Social SCIENTIST For text and nlp
Giant Oak builds software to make the world a safer place. Giant Oak Search Technology (GOST®) makes screening easy by targeting the right kinds of information to help our customers combat fraud, detect crime, and enhance security. GOST® is the fastest, most reliable negative media search tool on the market because we see data differently. We look behind the numbers to see individuals and communities. And we strive to do our part to make the world a better, freer, and more secure place.
There are petabytes of text data in thousands of sources across hundreds of languages that could potentially be useful for any screening and vetting challenge. The Social Scientist for Text and NLP is responsible for picking sources and choosing methods to bring the right data to bear and prioritize them appropriately for GOST®. Which data are most helpful for customers? How do we leverage them? How do we integrate new data sources with existing sources? These are all crucial challenges that the Social Scientist for Text and NLP must solve.

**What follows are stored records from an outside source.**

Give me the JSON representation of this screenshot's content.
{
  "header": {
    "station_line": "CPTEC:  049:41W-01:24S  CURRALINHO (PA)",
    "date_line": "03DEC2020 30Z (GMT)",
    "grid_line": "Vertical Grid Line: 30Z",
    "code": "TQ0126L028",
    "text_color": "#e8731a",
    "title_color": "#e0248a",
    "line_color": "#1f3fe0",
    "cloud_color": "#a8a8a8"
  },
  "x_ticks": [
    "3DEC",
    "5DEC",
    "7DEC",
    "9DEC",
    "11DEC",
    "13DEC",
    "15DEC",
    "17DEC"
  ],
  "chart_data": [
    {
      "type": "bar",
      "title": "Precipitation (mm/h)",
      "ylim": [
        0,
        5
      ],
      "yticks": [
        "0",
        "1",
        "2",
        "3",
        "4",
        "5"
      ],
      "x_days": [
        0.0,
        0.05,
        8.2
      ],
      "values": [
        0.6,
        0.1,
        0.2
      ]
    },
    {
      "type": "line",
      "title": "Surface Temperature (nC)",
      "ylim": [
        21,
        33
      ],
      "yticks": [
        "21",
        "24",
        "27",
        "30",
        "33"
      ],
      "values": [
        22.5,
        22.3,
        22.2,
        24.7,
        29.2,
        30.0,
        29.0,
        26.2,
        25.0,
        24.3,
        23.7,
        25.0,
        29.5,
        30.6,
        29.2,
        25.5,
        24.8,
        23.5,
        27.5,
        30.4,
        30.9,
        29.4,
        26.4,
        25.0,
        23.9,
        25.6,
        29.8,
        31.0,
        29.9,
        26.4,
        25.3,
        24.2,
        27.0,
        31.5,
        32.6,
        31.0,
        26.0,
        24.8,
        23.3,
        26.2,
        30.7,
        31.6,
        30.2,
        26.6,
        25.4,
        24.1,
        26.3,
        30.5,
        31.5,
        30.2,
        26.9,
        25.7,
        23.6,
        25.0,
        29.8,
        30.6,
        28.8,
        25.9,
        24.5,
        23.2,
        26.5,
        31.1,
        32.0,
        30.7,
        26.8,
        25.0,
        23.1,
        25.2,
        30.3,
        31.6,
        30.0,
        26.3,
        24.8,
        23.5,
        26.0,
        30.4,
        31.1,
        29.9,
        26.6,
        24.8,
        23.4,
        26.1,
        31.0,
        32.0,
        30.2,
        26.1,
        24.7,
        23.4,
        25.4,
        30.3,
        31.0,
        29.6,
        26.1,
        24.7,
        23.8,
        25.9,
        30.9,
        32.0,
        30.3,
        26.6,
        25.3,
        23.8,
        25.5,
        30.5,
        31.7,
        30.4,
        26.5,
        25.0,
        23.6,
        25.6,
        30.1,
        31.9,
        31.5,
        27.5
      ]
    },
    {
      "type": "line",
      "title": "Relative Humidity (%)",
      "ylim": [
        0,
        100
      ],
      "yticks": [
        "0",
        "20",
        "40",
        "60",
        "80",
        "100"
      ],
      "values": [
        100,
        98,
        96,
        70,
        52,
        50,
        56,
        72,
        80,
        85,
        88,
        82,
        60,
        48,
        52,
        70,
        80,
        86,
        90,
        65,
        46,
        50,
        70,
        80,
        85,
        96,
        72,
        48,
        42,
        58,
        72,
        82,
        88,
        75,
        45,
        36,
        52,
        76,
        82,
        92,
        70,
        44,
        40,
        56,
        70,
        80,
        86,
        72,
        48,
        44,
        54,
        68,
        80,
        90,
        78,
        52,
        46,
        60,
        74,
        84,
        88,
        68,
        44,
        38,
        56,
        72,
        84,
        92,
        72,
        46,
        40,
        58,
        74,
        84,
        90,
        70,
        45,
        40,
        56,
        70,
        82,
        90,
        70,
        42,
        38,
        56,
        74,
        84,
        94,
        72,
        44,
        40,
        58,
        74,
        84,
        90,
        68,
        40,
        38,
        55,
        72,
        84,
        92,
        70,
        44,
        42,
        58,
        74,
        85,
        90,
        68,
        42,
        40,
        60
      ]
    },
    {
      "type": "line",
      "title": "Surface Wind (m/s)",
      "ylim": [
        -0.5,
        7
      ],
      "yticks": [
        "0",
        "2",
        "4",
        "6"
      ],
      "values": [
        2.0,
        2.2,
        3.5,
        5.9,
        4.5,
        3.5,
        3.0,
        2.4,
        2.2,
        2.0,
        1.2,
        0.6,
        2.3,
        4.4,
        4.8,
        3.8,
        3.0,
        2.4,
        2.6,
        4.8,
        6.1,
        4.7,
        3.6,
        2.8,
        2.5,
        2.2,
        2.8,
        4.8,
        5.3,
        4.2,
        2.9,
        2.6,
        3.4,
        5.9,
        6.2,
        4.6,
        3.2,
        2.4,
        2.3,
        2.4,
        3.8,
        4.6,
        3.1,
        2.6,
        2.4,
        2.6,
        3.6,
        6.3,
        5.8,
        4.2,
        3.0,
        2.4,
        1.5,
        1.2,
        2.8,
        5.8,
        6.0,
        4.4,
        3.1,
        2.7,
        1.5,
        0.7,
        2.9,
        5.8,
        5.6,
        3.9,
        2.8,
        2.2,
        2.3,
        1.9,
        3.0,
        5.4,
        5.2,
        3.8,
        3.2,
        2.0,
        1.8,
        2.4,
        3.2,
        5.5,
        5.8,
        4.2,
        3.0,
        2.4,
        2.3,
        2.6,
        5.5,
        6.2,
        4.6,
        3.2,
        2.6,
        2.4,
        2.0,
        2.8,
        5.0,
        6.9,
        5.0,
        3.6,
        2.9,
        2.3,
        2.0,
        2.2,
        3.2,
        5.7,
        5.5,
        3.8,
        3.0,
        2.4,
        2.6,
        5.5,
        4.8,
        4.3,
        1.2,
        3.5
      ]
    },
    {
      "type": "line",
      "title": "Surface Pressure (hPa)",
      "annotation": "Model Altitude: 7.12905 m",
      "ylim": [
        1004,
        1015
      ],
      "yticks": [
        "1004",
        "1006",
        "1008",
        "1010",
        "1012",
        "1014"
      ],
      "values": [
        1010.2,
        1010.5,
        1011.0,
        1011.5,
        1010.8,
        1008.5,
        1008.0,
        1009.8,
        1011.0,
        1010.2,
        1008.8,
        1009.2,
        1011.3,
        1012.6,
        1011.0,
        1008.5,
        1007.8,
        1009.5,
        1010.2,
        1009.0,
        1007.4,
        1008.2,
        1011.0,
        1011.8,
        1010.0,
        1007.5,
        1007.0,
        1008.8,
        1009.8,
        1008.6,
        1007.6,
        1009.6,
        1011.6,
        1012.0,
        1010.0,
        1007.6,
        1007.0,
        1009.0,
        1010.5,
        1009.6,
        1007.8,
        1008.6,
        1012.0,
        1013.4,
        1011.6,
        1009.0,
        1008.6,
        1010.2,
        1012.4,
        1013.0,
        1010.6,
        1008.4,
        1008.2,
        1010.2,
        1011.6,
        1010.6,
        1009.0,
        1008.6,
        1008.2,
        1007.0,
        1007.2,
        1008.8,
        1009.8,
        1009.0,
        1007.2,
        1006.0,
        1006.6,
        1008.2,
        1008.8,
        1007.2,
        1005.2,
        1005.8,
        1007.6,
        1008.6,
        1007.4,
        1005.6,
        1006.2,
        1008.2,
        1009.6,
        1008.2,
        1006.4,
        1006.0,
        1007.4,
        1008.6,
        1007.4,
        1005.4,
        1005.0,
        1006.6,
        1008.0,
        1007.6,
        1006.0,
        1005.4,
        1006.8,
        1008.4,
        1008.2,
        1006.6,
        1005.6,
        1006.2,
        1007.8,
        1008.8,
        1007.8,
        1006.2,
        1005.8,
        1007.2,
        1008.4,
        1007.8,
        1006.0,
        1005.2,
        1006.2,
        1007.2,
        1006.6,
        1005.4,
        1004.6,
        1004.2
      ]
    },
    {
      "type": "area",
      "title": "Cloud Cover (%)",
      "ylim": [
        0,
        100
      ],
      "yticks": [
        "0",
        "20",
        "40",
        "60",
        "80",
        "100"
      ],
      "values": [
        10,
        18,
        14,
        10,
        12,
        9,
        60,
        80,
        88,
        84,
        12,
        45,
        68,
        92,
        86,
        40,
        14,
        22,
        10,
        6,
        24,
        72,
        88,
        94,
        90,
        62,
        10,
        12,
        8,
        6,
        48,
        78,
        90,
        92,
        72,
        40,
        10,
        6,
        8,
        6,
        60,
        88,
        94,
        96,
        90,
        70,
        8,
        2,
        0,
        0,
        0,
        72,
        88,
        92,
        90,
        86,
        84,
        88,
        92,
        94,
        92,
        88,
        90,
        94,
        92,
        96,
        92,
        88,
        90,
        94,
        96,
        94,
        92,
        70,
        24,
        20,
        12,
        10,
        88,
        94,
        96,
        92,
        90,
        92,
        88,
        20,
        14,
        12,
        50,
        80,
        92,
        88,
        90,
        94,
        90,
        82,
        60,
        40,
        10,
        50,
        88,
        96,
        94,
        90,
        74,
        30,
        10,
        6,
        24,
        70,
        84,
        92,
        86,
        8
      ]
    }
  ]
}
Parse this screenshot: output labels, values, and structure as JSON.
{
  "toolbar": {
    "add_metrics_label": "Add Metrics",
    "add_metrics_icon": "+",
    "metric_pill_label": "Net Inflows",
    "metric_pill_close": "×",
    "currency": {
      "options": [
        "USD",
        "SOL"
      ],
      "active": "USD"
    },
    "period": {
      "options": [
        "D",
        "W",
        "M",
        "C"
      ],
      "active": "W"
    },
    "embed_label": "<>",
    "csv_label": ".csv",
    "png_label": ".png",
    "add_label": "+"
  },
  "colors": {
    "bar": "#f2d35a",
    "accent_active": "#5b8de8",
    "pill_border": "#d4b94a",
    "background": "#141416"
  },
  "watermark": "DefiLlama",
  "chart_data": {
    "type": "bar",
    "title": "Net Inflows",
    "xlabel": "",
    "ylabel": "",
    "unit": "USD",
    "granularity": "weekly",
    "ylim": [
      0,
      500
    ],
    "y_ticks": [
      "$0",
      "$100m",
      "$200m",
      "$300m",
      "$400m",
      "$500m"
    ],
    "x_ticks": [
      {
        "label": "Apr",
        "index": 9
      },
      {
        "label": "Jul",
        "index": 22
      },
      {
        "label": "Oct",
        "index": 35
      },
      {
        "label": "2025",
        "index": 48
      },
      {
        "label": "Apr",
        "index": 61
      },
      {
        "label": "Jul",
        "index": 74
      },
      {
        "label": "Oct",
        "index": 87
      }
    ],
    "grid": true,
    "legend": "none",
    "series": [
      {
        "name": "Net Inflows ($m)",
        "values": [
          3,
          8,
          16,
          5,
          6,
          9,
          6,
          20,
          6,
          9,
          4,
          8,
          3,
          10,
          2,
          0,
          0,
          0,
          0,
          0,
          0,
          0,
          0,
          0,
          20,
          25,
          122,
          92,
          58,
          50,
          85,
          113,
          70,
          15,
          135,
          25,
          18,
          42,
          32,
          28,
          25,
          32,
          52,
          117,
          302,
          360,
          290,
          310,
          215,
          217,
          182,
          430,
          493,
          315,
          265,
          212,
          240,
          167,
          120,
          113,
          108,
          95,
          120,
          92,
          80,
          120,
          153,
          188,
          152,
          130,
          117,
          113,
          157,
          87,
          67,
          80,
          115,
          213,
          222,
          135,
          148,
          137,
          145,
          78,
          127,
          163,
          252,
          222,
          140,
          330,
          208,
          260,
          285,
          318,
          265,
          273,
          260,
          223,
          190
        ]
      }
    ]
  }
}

The Social Scientist for Text and NLP will work closely with the Chief Scientist and the data engineering team to design and implement innovative approaches to extract meaning from web-scale unstructured text. She or he will design protocols for prioritizing sources, evaluating data quality, clustering results, and inferring features of different texts. He or she will also contribute to building out core analytics and approaches to customizing these for each customer. She or he is responsible to the Chief Scientist for the design and continual improvement of text data for GOST®.
- Ensure that GOST® draws on the best data sources to support its goals and missions by designing and conducting empirical tests of data source quality
- In collaboration with the data engineering team ensure that GOST® algorithms leverage unstructured data efficiently and consistently.
- Ensure that GOST® deploys the most appropriate natural language processing algorithms for each task.
- Work closely with data engineering to ensure that new insights, algorithms, and data sources are reflected in production systems.
- Provide subject matter expertise on natural language processing techniques and technologies throughout Giant Oak.
- Exceptional expertise in natural language processing techniques, methods, and corpora to include structured and unstructured data.
- Exceptional ability to identify and execute empirical tests of ideas.
- Outstanding communication skills, and proven ability to convey technical findings.
- Bachelor’s degree in a quantitative subject or equivalent experience.
- Eligible for US Security Clearance.
- Higher degree in quantitative subject (PhD in economics, statistics, engineering, computer science or like field; MS in data science, statistics, etc.) with focus on applications of machine learning to empirical questions.
- Deep subject-matter expertise on text modeling.
- Experience with technology including Python, SQL, AWS/Azure, Spark.
- Cover Letter
- Job Market Paper
- Letters of Reference
- Code Sample or GitHub Link